Sistem değişse de şu anayasal kavramlar Cumhuriyet rejiminin teminatı olmayı sürdürecek:
“İnsan hakları”, “demokratik, laik ve sosyal hukuk devleti” ve “adalet anlayışı”...
“İnsan hakları” kavramının altında da yine Anayasa ile güvence altına alınmış, sistem değişse de değişmeyecek haklar olduğunu unutmayın. Türkiye’nin taraf olup kendi yasalarının üzerinde kabul ettiği Avrupa İnsan Hakları Sözleşmesi’nde sıralanan o haklar arasında “yaşam hakkı”, “özgürlük ve güvenlik hakkı”, “mülkiyet hakkı”, “adil yargılanma hakkı” gibi temel hak ve özgürlükler de var.
Yeni sistemde hükümet nasıl oluşursa oluşsun, kritik koltuklarda kim oturursa otursun, bu kavramların ve hakların hiçbirinden ödün verilmemesi gerekiyor.

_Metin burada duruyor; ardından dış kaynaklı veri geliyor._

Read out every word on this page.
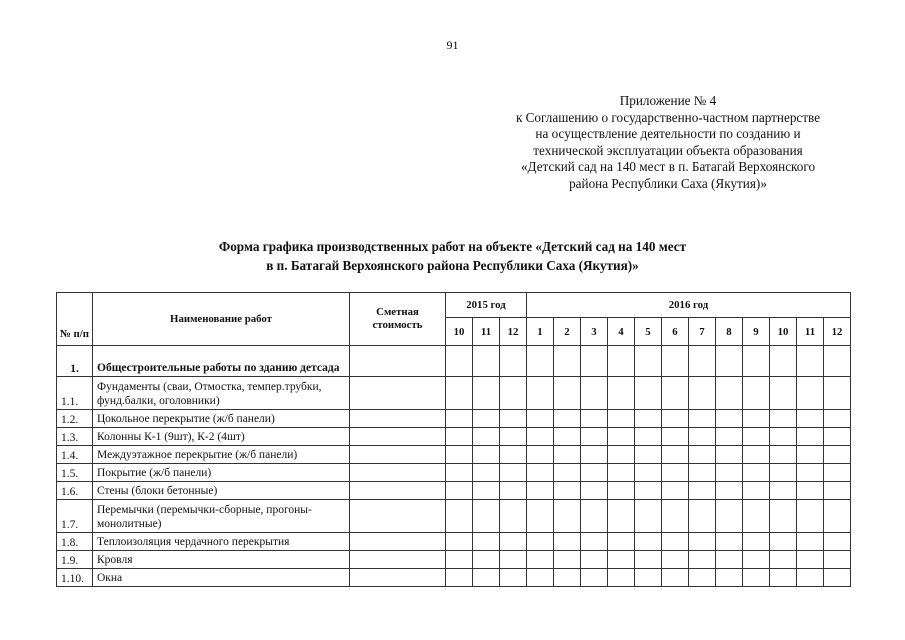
91
Приложение № 4
к Соглашению о государственно-частном партнерстве
на осуществление деятельности по созданию и
технической эксплуатации объекта образования
«Детский сад на 140 мест в п. Батагай Верхоянского
района Республики Саха (Якутия)»
Форма графика производственных работ на объекте «Детский сад на 140 мест
в п. Батагай Верхоянского района Республики Саха (Якутия)»
№ п/п	Наименование работ	Сметная стоимость	2015 год			2016 год											
			10	11	12	1	2	3	4	5	6	7	8	9	10	11	12
1.	Общестроительные работы по зданию детсада																
1.1.	Фундаменты (сваи, Отмостка, темпер.трубки, фунд.балки, оголовники)																
1.2.	Цокольное перекрытие (ж/б панели)																
1.3.	Колонны К-1 (9шт), К-2 (4шт)																
1.4.	Междуэтажное перекрытие (ж/б панели)																
1.5.	Покрытие (ж/б панели)																
1.6.	Стены (блоки бетонные)																
1.7.	Перемычки (перемычки-сборные, прогоны-монолитные)																
1.8.	Теплоизоляция чердачного перекрытия																
1.9.	Кровля																
1.10.	Окна																
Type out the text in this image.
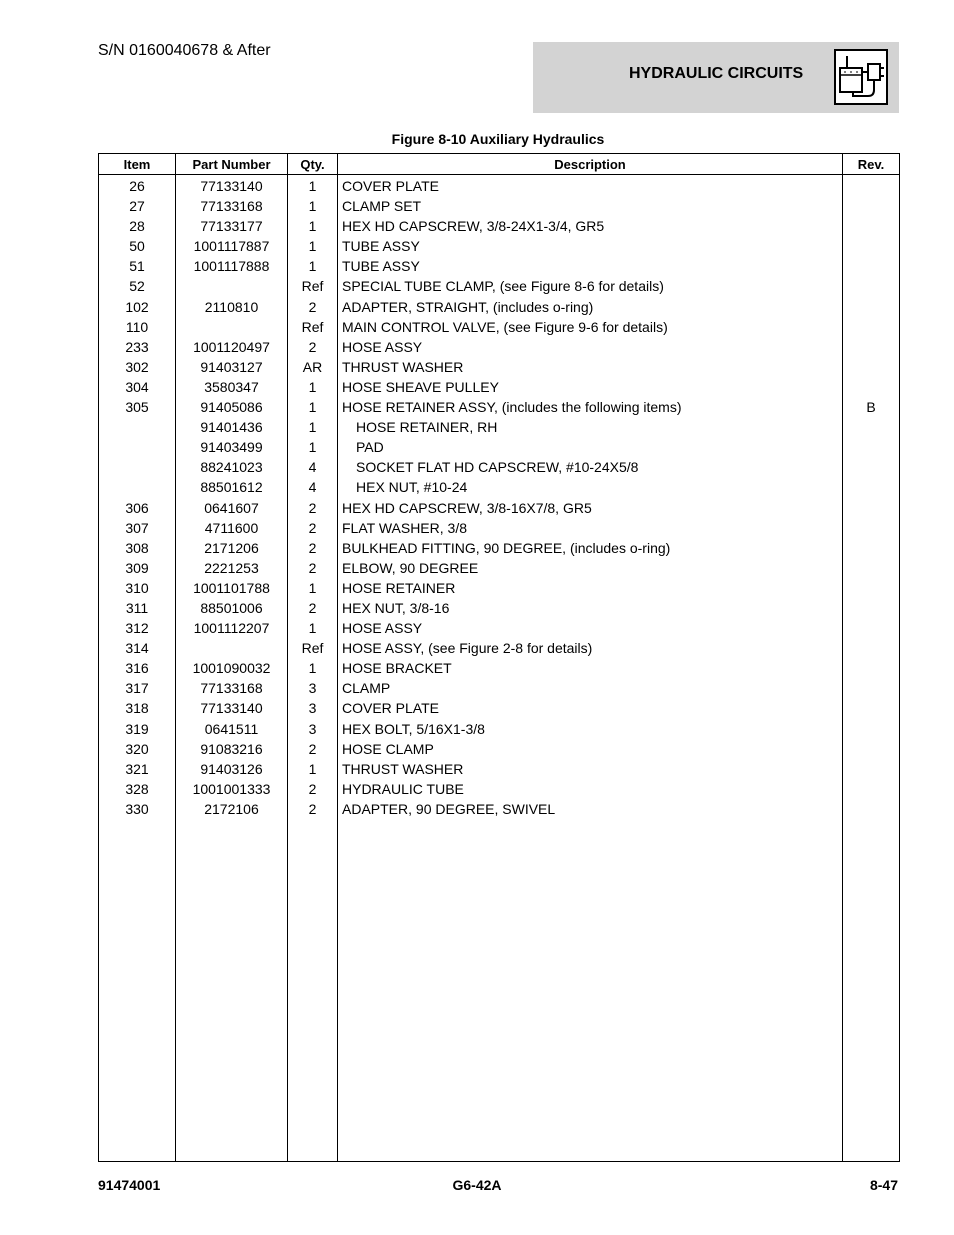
S/N 0160040678 & After
HYDRAULIC CIRCUITS
Figure 8-10 Auxiliary Hydraulics
Item	Part Number	Qty.	Description	Rev.
26	77133140	1	COVER PLATE	
27	77133168	1	CLAMP SET	
28	77133177	1	HEX HD CAPSCREW, 3/8-24X1-3/4, GR5	
50	1001117887	1	TUBE ASSY	
51	1001117888	1	TUBE ASSY	
52		Ref	SPECIAL TUBE CLAMP, (see Figure 8-6 for details)	
102	2110810	2	ADAPTER, STRAIGHT, (includes o-ring)	
110		Ref	MAIN CONTROL VALVE, (see Figure 9-6 for details)	
233	1001120497	2	HOSE ASSY	
302	91403127	AR	THRUST WASHER	
304	3580347	1	HOSE SHEAVE PULLEY	
305	91405086	1	HOSE RETAINER ASSY, (includes the following items)	B
	91401436	1	HOSE RETAINER, RH	
	91403499	1	PAD	
	88241023	4	SOCKET FLAT HD CAPSCREW, #10-24X5/8	
	88501612	4	HEX NUT, #10-24	
306	0641607	2	HEX HD CAPSCREW, 3/8-16X7/8, GR5	
307	4711600	2	FLAT WASHER, 3/8	
308	2171206	2	BULKHEAD FITTING, 90 DEGREE, (includes o-ring)	
309	2221253	2	ELBOW, 90 DEGREE	
310	1001101788	1	HOSE RETAINER	
311	88501006	2	HEX NUT, 3/8-16	
312	1001112207	1	HOSE ASSY	
314		Ref	HOSE ASSY, (see Figure 2-8 for details)	
316	1001090032	1	HOSE BRACKET	
317	77133168	3	CLAMP	
318	77133140	3	COVER PLATE	
319	0641511	3	HEX BOLT, 5/16X1-3/8	
320	91083216	2	HOSE CLAMP	
321	91403126	1	THRUST WASHER	
328	1001001333	2	HYDRAULIC TUBE	
330	2172106	2	ADAPTER, 90 DEGREE, SWIVEL	

91474001	G6-42A	8-47
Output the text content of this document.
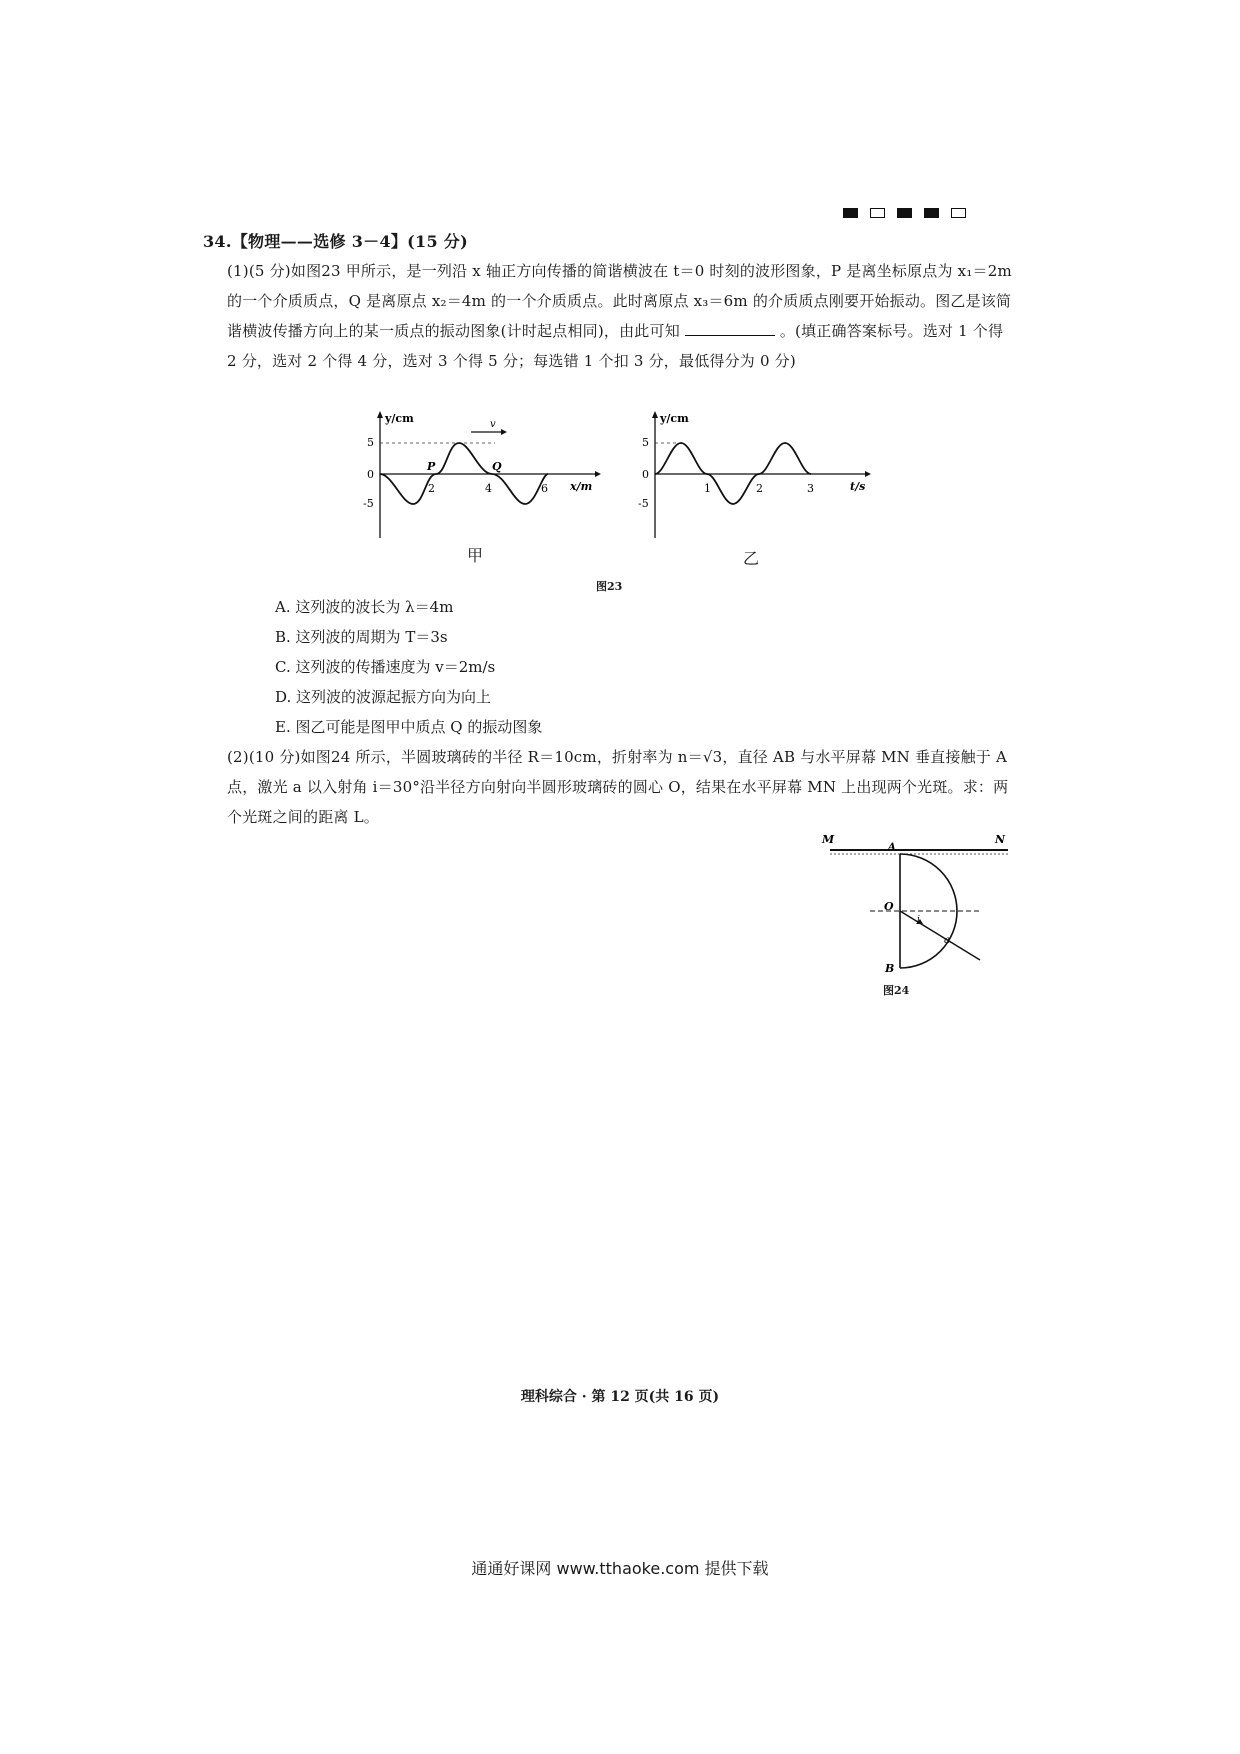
34.【物理——选修 3－4】(15 分)
(1)(5 分)如图23 甲所示，是一列沿 x 轴正方向传播的简谐横波在 t＝0 时刻的波形图象，P 是离坐标原点为 x₁＝2m 的一个介质质点，Q 是离原点 x₂＝4m 的一个介质质点。此时离原点 x₃＝6m 的介质质点刚要开始振动。图乙是该简谐横波传播方向上的某一质点的振动图象(计时起点相同)，由此可知	。(填正确答案标号。选对 1 个得 2 分，选对 2 个得 4 分，选对 3 个得 5 分；每选错 1 个扣 3 分，最低得分为 0 分)
y/cm
x/m
5
0
-5
2	4	6
P	Q
v	y/cm
t/s
5
0
-5
1	2	3
甲	乙
图23
A. 这列波的波长为 λ＝4m
B. 这列波的周期为 T＝3s
C. 这列波的传播速度为 v＝2m/s
D. 这列波的波源起振方向为向上
E. 图乙可能是图甲中质点 Q 的振动图象
(2)(10 分)如图24 所示，半圆玻璃砖的半径 R＝10cm，折射率为 n＝√3，直径 AB 与水平屏幕 MN 垂直接触于 A 点，激光 a 以入射角 i＝30°沿半径方向射向半圆形玻璃砖的圆心 O，结果在水平屏幕 MN 上出现两个光斑。求：两个光斑之间的距离 L。
M	N
A
O
B
a
i
图24
理科综合 · 第 12 页(共 16 页)
通通好课网 www.tthaoke.com 提供下载
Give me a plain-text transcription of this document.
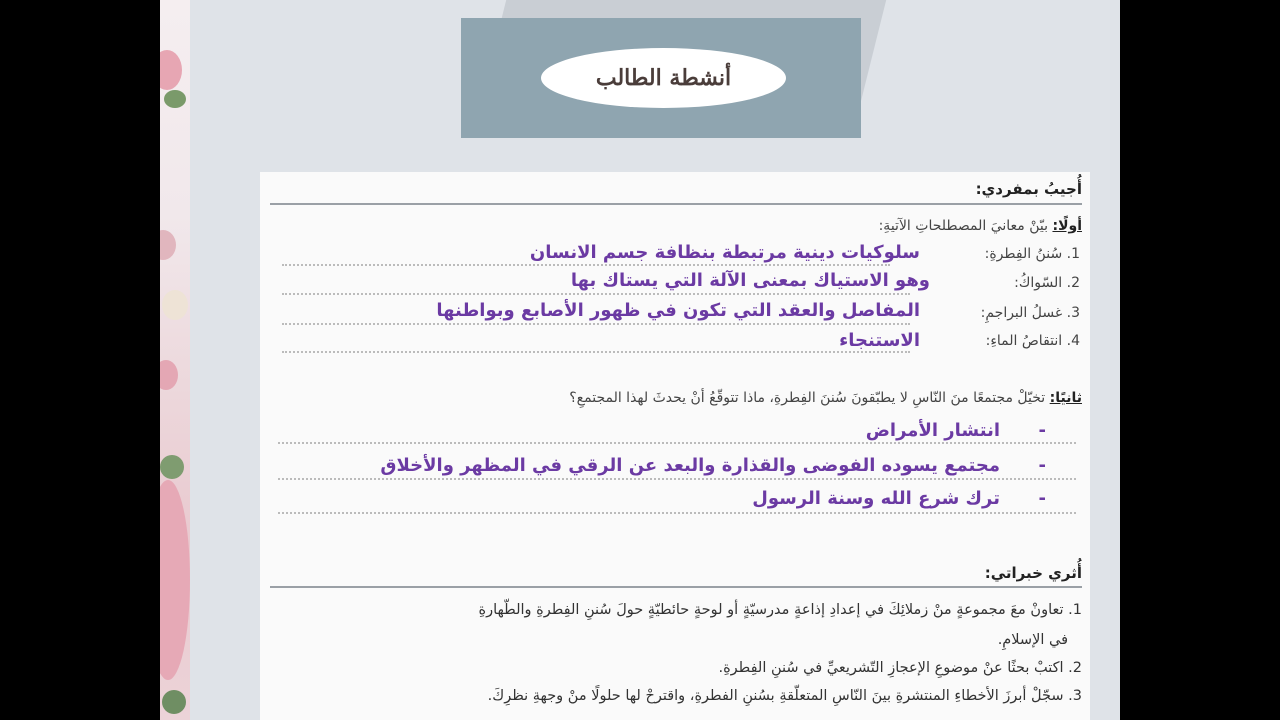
أنشطة الطالب
أُجيبُ بمفردي:
أولًا: بيّنْ معانيَ المصطلحاتِ الآتيةِ:
1. سُننُ الفِطرةِ:
سلوكيات دينية مرتبطة بنظافة جسم الانسان
2. السّواكُ:
وهو الاستياك بمعنى الآلة التي يستاك بها
3. غسلُ البراجمِ:
المفاصل والعقد التي تكون في ظهور الأصابع وبواطنها
4. انتقاصُ الماءِ:
الاستنجاء
ثانيًا: تخيّلْ مجتمعًا منَ النّاسِ لا يطبّقونَ سُننَ الفِطرةِ، ماذا تتوقّعُ أنْ يحدثَ لهذا المجتمعِ؟
-
انتشار الأمراض
-
مجتمع يسوده الفوضى والقذارة والبعد عن الرقي في المظهر والأخلاق
-
ترك شرع الله وسنة الرسول
أُثري خبراتي:
1. تعاونْ معَ مجموعةٍ منْ زملائِكَ في إعدادِ إذاعةٍ مدرسيّةٍ أو لوحةٍ حائطيّةٍ حولَ سُننِ الفِطرةِ والطّهارةِ
في الإسلامِ.
2. اكتبْ بحثًا عنْ موضوعِ الإعجازِ التّشريعيِّ في سُننِ الفِطرةِ.
3. سجّلْ أبرزَ الأخطاءِ المنتشرةِ بينَ النّاسِ المتعلّقةِ بسُننِ الفطرةِ، واقترحْ لها حلولًا منْ وجهةِ نظرِكَ.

Çünkü Türkiye’nin dünyaya entegre olması, ilk 20 ekonomi içinde yerini koruyabilmesi, hatta üst sıralara çıkabilmesi doğrudan bu kavramların ve temel insan haklarının varlığına bağlı.
Zira, yeterince petrol ve doğalgaz kaynağı olmayan bir ülke ve bankalarda yeterince tasarrufu olmayan bir millet olarak “sanayi üretimimizi ve ihracatımızı arttırmak, yabancı yatırımcıları ve turistleri ülkemize çekebilmek” dışında bir zenginlik reçetemiz yok.
Yabancı yatırımcılar, bir ülkeye para yatırmadan önce, şeffaf, denetlenebilir ve hesap verebilir bir hukuk düzenini ve rekabet ederek kazanabileceği serbest piyasa şartlarının oluşup oluşmadığına bakar. Hatta bununla da yetinmeyip gidecekleri ülkenin Avrupa Birliği, Avrupa Konseyi, Dünya Ticaret Örgütü, Dünya Bankası, IMF ve NATO gibi küresel kuruluşlarla ilişkisinin/bağının niteliğine bakar.
Paralı turistler, gittikleri ülkedeki hukuk sistemini en büyük güvenceleri olarak görür. “İnsan hakları ihlalleri haberleri” gelen ülkelere gitmek istemezler. Piramitleri, mumyaları, Şarm el Şeyh şehri ile bir dönem turist akınına uğrayan Mısır’da turizmin geldiği noktaya bakın, ne demek istediğimi anlarsınız.
İhracatın arttırılması ise Türkiye’nin mümkün olduğu kadar çok ülke ile iyi ilişkiler kurmasından, pazarını büyütmesinden geçiyor. Başka bir deyişle, Anadolu dışındaki insanların, Anadolu topraklarında üretilen ürünleri tüketmesinden...
Genç nüfusumuz, dünya pazarlarında risk alabilen, en sert koşullarda rekabet edebilen girişimcilerimiz ve tarihi/kültürel/coğrafi zenginliklerimiz hazır.
Yeni sistem, yeni bakanlar, yeni milletvekilleri, reformcu, demokratik, adil, eşitlikçi ve özgürlükçü bir ortam yaratmayı başarırsa demokrasiyi taçlandırır ve Türkiye gerçekten uçuşa geçer. Aksi takdirde, eski sistem gibi “dış mihrakları” ve bilumum “korkuları” kendi önüne engel olarak koymaya devam ederse yerimizde saymaya devam ederiz.